ALBUM REVIEW | EKLY - “Correct Me If I'm Wrong”
Table of Contents


Desiigner, Rae Sremmurd, Juice Wrld. These names have helped change the hip-hop game in recent years, blazing new trails and influencing the next generation of rap talent in 2022 and beyond. Kyle Spyhalsky – soon to be better known to the world as EKLY – is in no doubt about this. He recognizes the impact these artists have had on his own music and his own direction as an artist. On his debut full-length, Correct Me If I’m Wrong, these influences are all present and correct.


But what about AC/DC? And Guns N’ Roses? While certainly influential to plenty of people, these acts don’t catch name-checks from the best and brightest young talents these days, especially the hip-hop talents moving in their own direction.

Kyle does things a bit differently.

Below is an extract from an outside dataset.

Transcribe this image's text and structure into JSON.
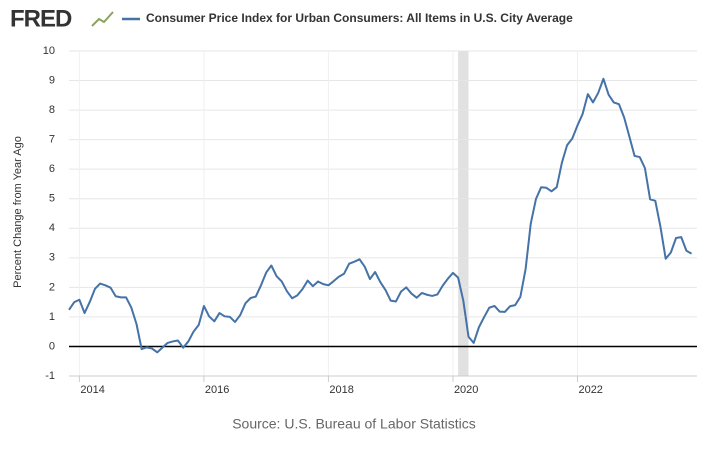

For him, these bands formed the basis for his earliest musical leanings – thanks in no small part to his rock-fan parents, who made him fall in love with listening, writing and performing music in a big way. Rather than shifting gears altogether, Kyle has simply added to his musical palette, taking cues from long-haired rockers, as well as the rhymers and beatmakers who are his hip-hop peers.


All of this would be interesting enough by itself, with a diverse mix of influences coming together to craft something fresh and exciting. But it’s made all the more startling by the fact that EKLY is only 16 years old.

Already, Kyle is making things happen. Releasing Demons via Soundcloud and YouTube aged only 13 was a big step for the young rapper, marking his decision to finally go public with something that had up until then he kept to himself. With so much talent and potential, it seems inevitable that EKLY would start blowing up, and he’s never looked back.


On Correct Me, EKLY has arrived. Announcing himself with orchestral fanfare on the prophetically titled Destiny, the young artist follows up with the soulful piano of Queen of Queens, continuing this conscious, considered thread with Rain Drops before Flowers kicks in with a darker tone. There’s even a glorious lighters up, soft rock finale on the album’s closer, Ballad for Juliet – something like GNR’s November Rain channeled through a kaleidoscope of other influences and ideas.

With the EKLY project, Kyle’s message is one of positivity. In his lyrics, Kyle comes across as someone wise beyond his years, taking the rulebook that’s been handed down to him by previous generations of rock and hip-hop talent, and flipping it into something new, something forward-thinking, something unmistakably his own. In Kyle’s own words, “Hearing and listening are two different things.” Make sure you’re ready to do the latter when you tune into what EKLY has to say.